The Unlikely Voice of a Forgotten Genocide

This week marks an important anniversary in history that a lot of people are not even aware of. 101 years ago, people from a particular ethnic group were rounded up by the authorities of the country they lived in, forcibly removed from their homes, and savagely murdered. It was one of first known crimes of this type in the modern era, so unusual that a new word had to be coined to describe it: genocide.

But this wasn’t in Nazi Germany or 1990s Rwanda. This crime preceded those by decades.

In 1915, the country we now know as Turkey was still the Ottoman Empire, and it was the Ottoman government that ordered the mass extermination of the ethnic Armenian community within the empire’s borders. No one is positive exactly how many people perished in the massacres, since the Ottomans were not as meticulous with their record-keeping as the Nazis, but estimates range from at least 500,000 to over 1.5 million deaths. If so many people were rounded up and murdered by their government, especially in a country we have a decent relationship with, why don’t more people know about? Why didn’t anyone teach us about it in high school history class alongside the other major crimes of the 20th century?

It’s all about politics, of course. The Ottoman Empire dissolved just a few years after the genocide began and the Republic of Turkey more or less took its place on the map. The official position of Turkey is that this event never happened. They don’t just refuse to apologize, they refuse to even acknowledge that it occurred in the first place. There are Turkish politicians who have referred to an “event” or “incident” that may have happened around this time, but words like murder, massacre, or genocide have never come up. And with our aforementioned decent relationship with Turkey, the United States has also long ignored this crime.

Officially, our Federal government has never recognized or condemned the Armenian Genocide, although many politicians have tried to bring about the legislation, and past presidents have discussed it, nothing has ever come to fruition. Currently 44 U.S. states formally recognize it, but due to the potential fallout with Turkish leaders, we awkwardly talk around it like the world’s largest elephant in the room. It remains the same around the world.

Turkey is a powerful ally to many, and is in an unusual position as one of the only “stable” states in their region (but they’ll break out the missiles at the drop of hat so take that with a grain of salt), so no one wants to rock that boat. Only 27 countries recognize the Genocide on any kind of provincial or federal level. Early on in President Obama’s campaign, he spoke of the atrocities and promised to push to formally condemn it as an unquestionable act of genocide, but that idea got dropped fairly quickly after his election and never really came up again.

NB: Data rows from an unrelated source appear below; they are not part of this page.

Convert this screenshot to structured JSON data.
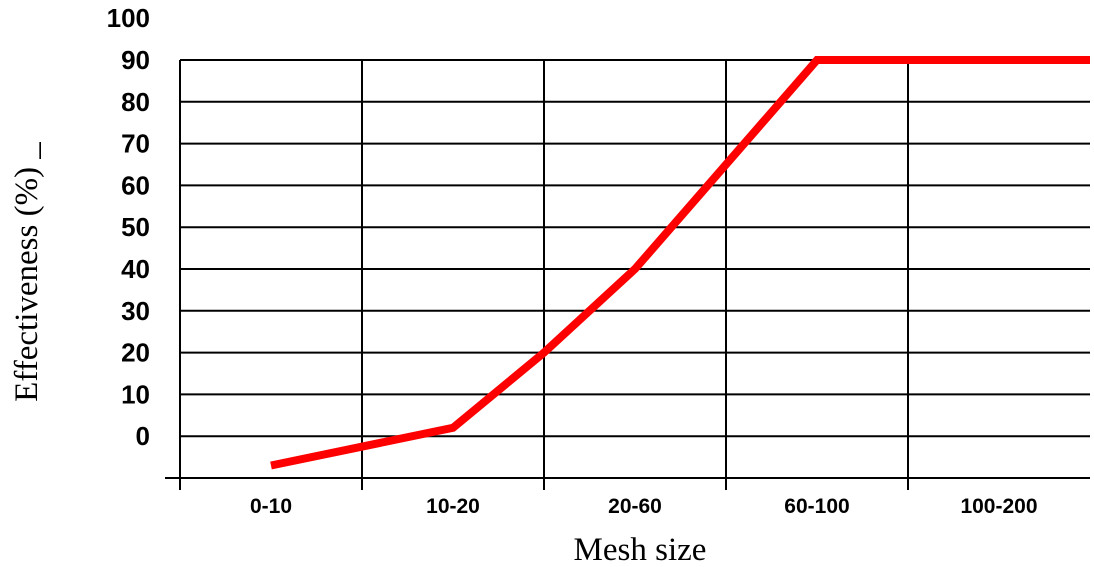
{
  "chart_data": {
    "type": "line",
    "title": "",
    "xlabel": "Mesh size",
    "ylabel": "Effectiveness (%) _",
    "categories": [
      "0-10",
      "10-20",
      "20-60",
      "60-100",
      "100-200"
    ],
    "yticks": [
      "100",
      "90",
      "80",
      "70",
      "60",
      "50",
      "40",
      "30",
      "20",
      "10",
      "0"
    ],
    "ylim": [
      -10,
      100
    ],
    "grid": true,
    "legend": "none",
    "series": [
      {
        "color": "#ff0000",
        "x": [
          0.5,
          1.5,
          2.0,
          2.5,
          3.0,
          3.5,
          4.0,
          5.0
        ],
        "y": [
          -7,
          2,
          20,
          40,
          65,
          90,
          90,
          90
        ]
      }
    ]
  }
}
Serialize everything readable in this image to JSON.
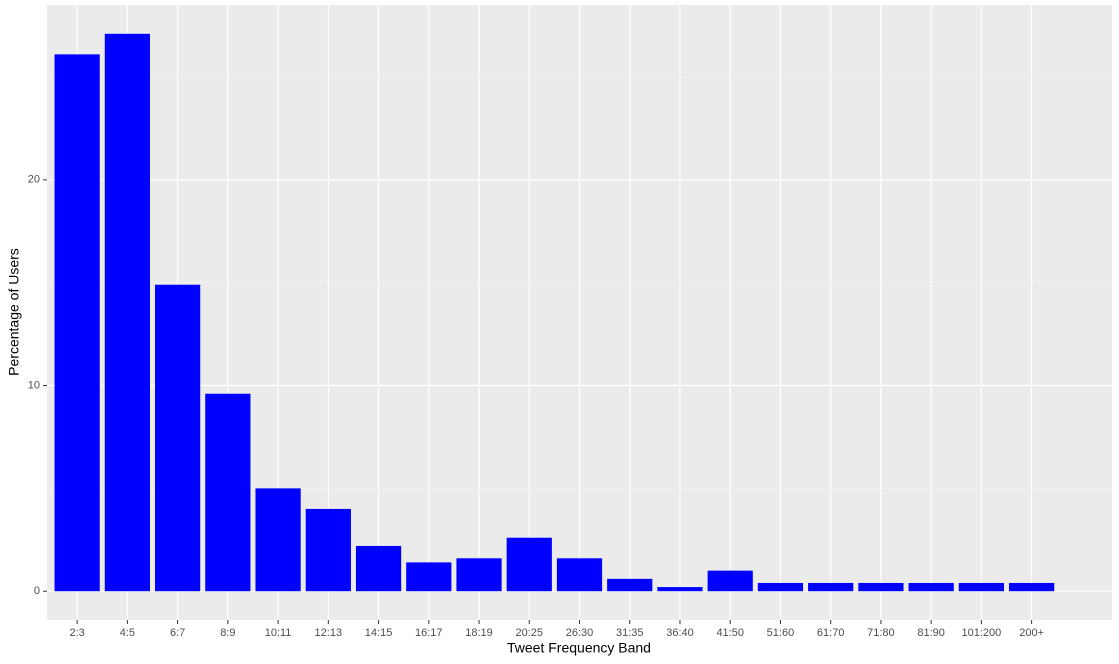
{
  "chart_data": {
    "type": "bar",
    "x_label": "Tweet Frequency Band",
    "y_label": "Percentage of Users",
    "categories": [
      "2:3",
      "4:5",
      "6:7",
      "8:9",
      "10:11",
      "12:13",
      "14:15",
      "16:17",
      "18:19",
      "20:25",
      "26:30",
      "31:35",
      "36:40",
      "41:50",
      "51:60",
      "61:70",
      "71:80",
      "81:90",
      "101:200",
      "200+"
    ],
    "values": [
      26.1,
      27.1,
      14.9,
      9.6,
      5.0,
      4.0,
      2.2,
      1.4,
      1.6,
      2.6,
      1.6,
      0.6,
      0.2,
      1.0,
      0.4,
      0.4,
      0.4,
      0.4,
      0.4,
      0.4
    ],
    "color": "#0000ff",
    "ylim": [
      -1.4,
      28.5
    ],
    "yticks": [
      0,
      10,
      20
    ],
    "grid": true
  }
}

Oddly, the greatest ally and most powerful spokesperson pushing to bring light to this event, is none other than Kim Kardashian. She may be thought of as a silly airhead who does nothing and is only famous for being famous, but she’s a lot sharper than most people give her credit for. Whatever your feelings are on her and her weird brand of reality fame, she is using her fame as a platform to promote awareness. Anyone who has kept up with her on TV or through social media is well aware of the pride she has in her Armenian heritage. It is something she references frequently, and she even documented a recent trip to her ancestral homeland for her show. Suddenly a whole generation of young people who had likely never heard of Armenia before are becoming familiar with Armenian culture and history. Kim holds the attention of millions of adoring fans, and knows how much of an influence she has on them. That’s why she’s stepped up to become the unofficial spokesperson for the Armenian Genocide. As the most visible representative of ethnic Armenians in the U.S., Kim takes every chance she gets to educate her audience and speak up for the victims and those that have been silenced by the Turkish government.

Whether you like her or not, Kim Kardashian is doing exactly what most political leaders are too afraid to do. Getting people’s attention is what she does best, and she is certainly bringing attention to this issue. Even if our government won’t formally recognize and condemn the crimes committed by the Turks, at least there is someone out there working hard to make sure everyone knows what happened.

The political nuances of this issue aside, the most important thing here is that people remember the victims. The old saying about being doomed to repeat history is absolutely true and relevant in this case. Never forget what people are capable of. Kim Kardashian may not wield any political power (probably a good thing), but by talking about it as much as she does, she is ensuring that the victims will not be forgotten any time soon.